Après une vague d’arrestations lors d’une manifestation pacifique à Hanoï, la capitale du Viêt-Nam, Amnesty International a déclaré mardi 7 août que le gouvernement vietnamien devait cesser la répression qu’il exerce actuellement contre la liberté d’expression et de réunion pacifique.

Le 5 août, les autorités de la capitale ont arrêté et placé en détention environ 30 personnes qui manifestaient pacifiquement contre les revendications territoriales de la Chine en mer de Chine méridionale, une zone qui fait l’objet de conflits, connue au Viêt-Nam sous le nom de mer de l’est.

Le Hien Duc, militant anti-corruption de 81 ans, a été arrêté aux côtés d’étudiants et de blogueurs. Ils ont été détenus dans des commissariats locaux et dans un centre « de rééducation », avant d’être tous libérés.

« C’est un nouveau coup porté à la liberté d’expression au Viêt-Nam. Les autorités se servent des arrestations de courte durée comme d’un moyen d’intimidation contre les personnes qui veulent manifester pacifiquement », a expliqué Rupert Abbott, chercheur d’Amnesty International spécialiste du Viêt-Nam.

« Dans le cadre de la répression qui sévit actuellement, des blogueurs, des écrivains, des avocats, des défenseurs des droits des travailleurs, des paysans, des entrepreneurs et des militants de la démocratie se sont retrouvés derrière les barreaux  », a-t-il ajouté.

Détention de blogueurs influents

Les arrestations massives à Hanoï ont fait suite à l’annonce d’un nouvel ajournement du procès de trois célèbres blogueurs accusés de propagande contre l’État.

Ces trois blogueurs sont Nguyen Van Hai, connu sous le nom de Dieu Cay (« la pipe à eau du paysan »), Ta Phong Tan, une ancienne policière qui gère le blog « Justice et Vérité » et Phan Thanh Hai, appelé AnhBaSG. Ils sont tous membres fondateurs du Club des journalistes vietnamiens libres et ont utilisé leur blog pour promouvoir les droits humains.

Ils sont accusés de propagande contre l’État, une infraction aux termes de l’article 88 du Code pénal vietnamien, et, s’ils sont reconnus coupables, ils encourent une peine de 20 ans d’emprisonnement.

« Ces trois blogueurs sont des prisonniers d’opinion, détenus uniquement pour avoir exercé de manière pacifique leur droit à la liberté d’expression en écrivant des articles en ligne », a déclaré Rupert Abbott.

« Amnesty International appelle une nouvelle fois le gouvernement du Viêt Nam à les libérer immédiatement et sans condition  », a-t-il ajouté.

Le tribunal populaire d’Ho Chi Minh-Ville devait juger ces trois blogueurs le 17 avril.

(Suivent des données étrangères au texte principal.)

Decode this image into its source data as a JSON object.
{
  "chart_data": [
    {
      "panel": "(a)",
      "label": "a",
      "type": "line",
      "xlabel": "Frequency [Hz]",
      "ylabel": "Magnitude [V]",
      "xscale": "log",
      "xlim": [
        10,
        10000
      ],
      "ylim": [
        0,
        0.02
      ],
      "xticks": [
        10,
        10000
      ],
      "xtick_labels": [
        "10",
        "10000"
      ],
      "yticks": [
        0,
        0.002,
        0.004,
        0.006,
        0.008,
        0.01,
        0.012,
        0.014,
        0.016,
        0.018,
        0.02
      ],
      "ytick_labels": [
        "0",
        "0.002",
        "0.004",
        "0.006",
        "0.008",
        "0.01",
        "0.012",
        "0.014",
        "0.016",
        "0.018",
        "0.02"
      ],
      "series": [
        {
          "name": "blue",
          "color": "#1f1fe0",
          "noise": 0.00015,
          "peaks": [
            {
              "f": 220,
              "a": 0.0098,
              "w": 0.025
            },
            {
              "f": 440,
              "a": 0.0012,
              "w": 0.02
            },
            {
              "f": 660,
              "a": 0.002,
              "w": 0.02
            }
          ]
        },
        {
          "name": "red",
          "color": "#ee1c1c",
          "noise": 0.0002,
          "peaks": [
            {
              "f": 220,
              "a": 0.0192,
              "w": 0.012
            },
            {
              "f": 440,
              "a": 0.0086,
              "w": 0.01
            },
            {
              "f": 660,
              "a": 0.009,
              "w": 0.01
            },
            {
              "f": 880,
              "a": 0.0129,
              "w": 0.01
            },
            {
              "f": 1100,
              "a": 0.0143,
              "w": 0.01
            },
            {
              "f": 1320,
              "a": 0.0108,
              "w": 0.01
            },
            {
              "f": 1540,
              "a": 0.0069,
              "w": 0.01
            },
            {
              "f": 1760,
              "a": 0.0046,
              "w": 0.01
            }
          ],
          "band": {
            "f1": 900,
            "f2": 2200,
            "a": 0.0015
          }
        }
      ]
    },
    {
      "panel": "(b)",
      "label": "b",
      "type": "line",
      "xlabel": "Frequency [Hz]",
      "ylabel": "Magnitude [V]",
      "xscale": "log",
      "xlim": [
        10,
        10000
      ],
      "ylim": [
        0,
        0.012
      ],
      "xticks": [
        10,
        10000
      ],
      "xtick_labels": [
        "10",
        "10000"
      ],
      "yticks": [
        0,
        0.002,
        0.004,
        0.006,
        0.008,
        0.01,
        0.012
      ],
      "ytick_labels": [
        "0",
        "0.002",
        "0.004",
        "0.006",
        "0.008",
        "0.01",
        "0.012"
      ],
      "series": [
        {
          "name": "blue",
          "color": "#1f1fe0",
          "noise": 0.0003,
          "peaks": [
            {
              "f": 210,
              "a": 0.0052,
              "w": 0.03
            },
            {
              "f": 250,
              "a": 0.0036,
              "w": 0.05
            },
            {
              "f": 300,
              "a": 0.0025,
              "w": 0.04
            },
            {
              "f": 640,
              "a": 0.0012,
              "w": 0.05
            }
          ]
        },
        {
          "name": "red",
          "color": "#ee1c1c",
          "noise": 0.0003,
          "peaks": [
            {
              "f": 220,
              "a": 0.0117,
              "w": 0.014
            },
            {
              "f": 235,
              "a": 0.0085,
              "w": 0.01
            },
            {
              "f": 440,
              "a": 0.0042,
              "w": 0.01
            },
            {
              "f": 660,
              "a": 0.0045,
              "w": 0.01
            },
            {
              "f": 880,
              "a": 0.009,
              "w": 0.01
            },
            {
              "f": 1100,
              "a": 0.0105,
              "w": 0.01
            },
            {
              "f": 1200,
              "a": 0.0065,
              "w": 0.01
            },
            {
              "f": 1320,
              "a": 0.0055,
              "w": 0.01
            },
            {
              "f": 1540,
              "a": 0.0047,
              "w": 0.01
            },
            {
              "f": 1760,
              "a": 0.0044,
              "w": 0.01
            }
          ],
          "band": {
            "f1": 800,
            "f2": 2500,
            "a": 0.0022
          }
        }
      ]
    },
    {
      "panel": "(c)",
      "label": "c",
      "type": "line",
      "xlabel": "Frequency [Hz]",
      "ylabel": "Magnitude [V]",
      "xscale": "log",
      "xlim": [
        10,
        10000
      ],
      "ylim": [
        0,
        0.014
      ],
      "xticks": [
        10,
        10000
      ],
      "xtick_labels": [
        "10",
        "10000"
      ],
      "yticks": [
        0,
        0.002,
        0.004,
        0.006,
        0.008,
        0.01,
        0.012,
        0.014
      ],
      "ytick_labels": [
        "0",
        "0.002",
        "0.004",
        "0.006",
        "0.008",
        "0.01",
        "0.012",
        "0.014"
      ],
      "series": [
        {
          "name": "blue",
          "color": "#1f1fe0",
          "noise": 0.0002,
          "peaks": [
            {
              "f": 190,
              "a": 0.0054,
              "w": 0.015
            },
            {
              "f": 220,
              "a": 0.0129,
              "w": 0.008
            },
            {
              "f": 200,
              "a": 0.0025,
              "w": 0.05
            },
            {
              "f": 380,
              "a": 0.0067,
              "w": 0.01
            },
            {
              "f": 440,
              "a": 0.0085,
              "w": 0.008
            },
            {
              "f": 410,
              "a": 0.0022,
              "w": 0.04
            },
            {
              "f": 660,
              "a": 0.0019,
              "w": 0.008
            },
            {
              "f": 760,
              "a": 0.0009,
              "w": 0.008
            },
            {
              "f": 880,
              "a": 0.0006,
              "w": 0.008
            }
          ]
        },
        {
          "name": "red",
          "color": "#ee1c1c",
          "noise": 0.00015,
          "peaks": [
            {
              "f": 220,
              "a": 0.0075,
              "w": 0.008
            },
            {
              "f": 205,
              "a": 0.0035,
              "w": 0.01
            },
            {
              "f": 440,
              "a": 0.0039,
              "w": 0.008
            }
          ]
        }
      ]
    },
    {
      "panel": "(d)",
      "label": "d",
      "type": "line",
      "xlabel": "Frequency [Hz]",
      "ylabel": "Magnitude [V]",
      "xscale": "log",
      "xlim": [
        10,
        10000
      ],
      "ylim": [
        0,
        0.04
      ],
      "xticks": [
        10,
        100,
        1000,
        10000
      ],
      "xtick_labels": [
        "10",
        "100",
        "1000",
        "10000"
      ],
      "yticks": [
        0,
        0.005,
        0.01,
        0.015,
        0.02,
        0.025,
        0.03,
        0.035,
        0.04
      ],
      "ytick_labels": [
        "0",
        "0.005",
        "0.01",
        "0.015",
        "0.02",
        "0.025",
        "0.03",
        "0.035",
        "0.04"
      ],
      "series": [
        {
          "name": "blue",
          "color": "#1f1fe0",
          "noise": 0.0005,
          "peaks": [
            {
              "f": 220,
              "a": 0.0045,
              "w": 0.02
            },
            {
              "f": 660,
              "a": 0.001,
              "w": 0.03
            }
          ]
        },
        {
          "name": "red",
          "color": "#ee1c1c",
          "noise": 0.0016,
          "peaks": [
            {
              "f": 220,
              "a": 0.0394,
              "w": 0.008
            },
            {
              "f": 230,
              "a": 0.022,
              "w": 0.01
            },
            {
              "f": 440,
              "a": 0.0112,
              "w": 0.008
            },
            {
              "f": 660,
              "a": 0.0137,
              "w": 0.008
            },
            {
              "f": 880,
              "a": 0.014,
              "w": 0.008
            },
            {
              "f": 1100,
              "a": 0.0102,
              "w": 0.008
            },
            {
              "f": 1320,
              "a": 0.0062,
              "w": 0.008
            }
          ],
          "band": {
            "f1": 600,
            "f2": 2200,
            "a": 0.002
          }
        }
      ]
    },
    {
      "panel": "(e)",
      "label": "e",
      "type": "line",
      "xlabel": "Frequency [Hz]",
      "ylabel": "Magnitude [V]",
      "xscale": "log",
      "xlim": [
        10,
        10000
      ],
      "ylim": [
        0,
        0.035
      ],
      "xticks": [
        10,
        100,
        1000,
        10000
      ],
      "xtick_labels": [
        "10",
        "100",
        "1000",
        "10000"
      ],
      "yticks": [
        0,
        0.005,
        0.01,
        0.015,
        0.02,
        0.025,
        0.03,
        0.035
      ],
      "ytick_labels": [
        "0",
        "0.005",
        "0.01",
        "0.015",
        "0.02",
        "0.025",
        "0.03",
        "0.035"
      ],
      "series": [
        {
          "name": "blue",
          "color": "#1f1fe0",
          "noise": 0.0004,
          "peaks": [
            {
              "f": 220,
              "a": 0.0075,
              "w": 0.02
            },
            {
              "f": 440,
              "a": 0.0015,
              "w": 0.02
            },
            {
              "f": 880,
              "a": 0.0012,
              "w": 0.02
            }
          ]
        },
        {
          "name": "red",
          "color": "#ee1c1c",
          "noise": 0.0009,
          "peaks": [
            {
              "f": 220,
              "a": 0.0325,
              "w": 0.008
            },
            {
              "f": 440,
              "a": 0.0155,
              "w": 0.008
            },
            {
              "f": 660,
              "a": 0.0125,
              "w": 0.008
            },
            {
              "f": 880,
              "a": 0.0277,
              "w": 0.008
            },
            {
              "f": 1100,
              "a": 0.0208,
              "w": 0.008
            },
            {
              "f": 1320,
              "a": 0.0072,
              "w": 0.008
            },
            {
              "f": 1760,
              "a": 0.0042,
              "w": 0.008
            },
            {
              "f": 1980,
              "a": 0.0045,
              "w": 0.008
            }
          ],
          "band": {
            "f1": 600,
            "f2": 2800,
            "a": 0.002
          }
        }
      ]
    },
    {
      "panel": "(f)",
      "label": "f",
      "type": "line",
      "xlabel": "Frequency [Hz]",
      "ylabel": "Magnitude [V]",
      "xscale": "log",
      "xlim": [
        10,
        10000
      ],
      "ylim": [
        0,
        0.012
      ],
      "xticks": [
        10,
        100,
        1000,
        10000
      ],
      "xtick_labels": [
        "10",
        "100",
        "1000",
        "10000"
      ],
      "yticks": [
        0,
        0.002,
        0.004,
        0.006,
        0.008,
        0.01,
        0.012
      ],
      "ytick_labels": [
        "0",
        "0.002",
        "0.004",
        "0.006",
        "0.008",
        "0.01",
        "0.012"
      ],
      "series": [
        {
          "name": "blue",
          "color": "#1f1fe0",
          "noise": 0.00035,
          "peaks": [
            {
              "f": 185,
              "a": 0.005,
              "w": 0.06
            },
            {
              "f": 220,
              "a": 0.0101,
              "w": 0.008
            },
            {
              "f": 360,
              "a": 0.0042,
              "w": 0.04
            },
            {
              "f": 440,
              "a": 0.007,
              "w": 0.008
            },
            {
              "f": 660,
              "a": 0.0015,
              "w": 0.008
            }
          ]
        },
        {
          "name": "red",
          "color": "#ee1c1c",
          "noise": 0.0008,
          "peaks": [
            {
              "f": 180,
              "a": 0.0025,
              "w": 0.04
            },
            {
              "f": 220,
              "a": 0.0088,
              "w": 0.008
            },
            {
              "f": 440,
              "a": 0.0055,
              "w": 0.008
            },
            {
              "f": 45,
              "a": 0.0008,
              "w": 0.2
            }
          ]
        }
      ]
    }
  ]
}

Ce procès a été ajourné, et une nouvelle date a été fixée pour le 7 août.

Mais le procès a été une nouvelle fois reporté, car les autorités enquêtent sur la mort tragique de la mère de Ta Phong Tan, Dang Thi Kim Lieng, survenue l’année dernière. Elle est décédée après s’être immolée par le feu devant des bâtiments du gouvernement, dans la province de Bac Lieu, pour protester contre le traitement que sa fille a subi.

Les trois blogueurs sont placés en détention provisoire prolongée. Dieu Cay, qui est en prison depuis 2008 sur la base d’accusations de fraude forgées de toutes pièces, devait être libéré en octobre 2010, mais il a été maintenu en détention jusqu’à aujourd’hui en vertu de l’article 88. Phan Thanh Hai est en détention provisoire depuis 21 mois, et Ta Phong Tan depuis presque un an. Ils n’ont qu’un accès limité à leur famille et leurs avocats.

Ces blogueurs étant détenus pour avoir exercé leur droit à la liberté d’expression, il s’agit d’une détention arbitraire au regard du droit international. Leur placement en détention provisoire prolongée, au moins dans le cas de Dieu Cay et de Phan Thanh Hai, qui sont tous deux détenus depuis 21 mois, est également contraire à la législation nationale, puisque le Code de procédure pénale vietnamien prévoit une durée maximale de détention provisoire de 16 mois pour les personnes accusées de « crimes particulièrement graves ».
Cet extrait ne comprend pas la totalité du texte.